In a Saturday New York Times editorial, "former neoconservative" (I didn't know he'd jumped off the wagon) Francis Fukuyama criticizes the Bush administration's invasion of Iraq. Fukuyama argues that:
"There are clear benefits to the Iraqi people from the removal of Saddam Hussein's dictatorship, and perhaps some positive spillover effects in Lebanon and Syria. But it is very hard to see how these developments in themselves justify the blood and treasure that the United States has spent on the project to this point."
...
"The problem with neoconservatism's agenda lies not in its ends [of spreading democracy], which are as American as apple pie, but rather in the overmilitarized means by which it has sought to accomplish them."
For those seeking guidance in interpreting Fukuyama and other defectors from the Bush camp, John Dickerson provides a guide to books by Bush critics with pro-Bush backgrounds in Slate. Dickerson roughly divides these critics into three thematic camps: 1) Bush is no conservative; 2) He's a bad CEO, and 3) He was hellbent on war.

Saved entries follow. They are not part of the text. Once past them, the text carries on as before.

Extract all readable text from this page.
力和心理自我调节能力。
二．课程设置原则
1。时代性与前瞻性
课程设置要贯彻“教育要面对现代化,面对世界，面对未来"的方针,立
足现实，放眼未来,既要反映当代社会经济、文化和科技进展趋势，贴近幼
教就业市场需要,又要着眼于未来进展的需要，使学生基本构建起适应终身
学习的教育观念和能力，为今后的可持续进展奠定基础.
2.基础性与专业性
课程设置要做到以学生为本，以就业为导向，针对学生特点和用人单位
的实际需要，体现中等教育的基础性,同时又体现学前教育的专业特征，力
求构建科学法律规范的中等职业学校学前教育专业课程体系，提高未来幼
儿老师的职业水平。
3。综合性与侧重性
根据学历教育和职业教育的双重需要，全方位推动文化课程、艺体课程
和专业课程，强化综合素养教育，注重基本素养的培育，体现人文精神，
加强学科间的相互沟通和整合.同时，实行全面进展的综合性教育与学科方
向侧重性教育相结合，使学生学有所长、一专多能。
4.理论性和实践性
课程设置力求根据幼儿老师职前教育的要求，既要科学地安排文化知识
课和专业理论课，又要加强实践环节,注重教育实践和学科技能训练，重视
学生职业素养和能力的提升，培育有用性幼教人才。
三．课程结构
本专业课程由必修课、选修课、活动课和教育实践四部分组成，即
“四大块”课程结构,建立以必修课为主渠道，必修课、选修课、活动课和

Fukuyama's editorial seems to present a nuanced variation on 3). While the enemies of my enemies are not necessarily my friends, these tortured internal criticisms of the Republican agenda often contain compelling arguments. Because of his studiously affected "just folks" demeanor, Bush is easy not to take seriously, a luxury which those who have supported him in the past do not share. Though I often object to the revised agenda put forth by these Republican Bush critics, I prefer reading them, in measured doses, to slogging through some of the ineffectual, glib yapping that's emailed to me from groups on the Left that I've given money to because of our shared political goals (I do not mean to disparage all such email, or, heavens forbid, solicit conservative group-mail, which would no doubt be even more insufferable).
Plus, I have to admit to a sort of rubbernecker's glee. Let the Republican dog fights begin!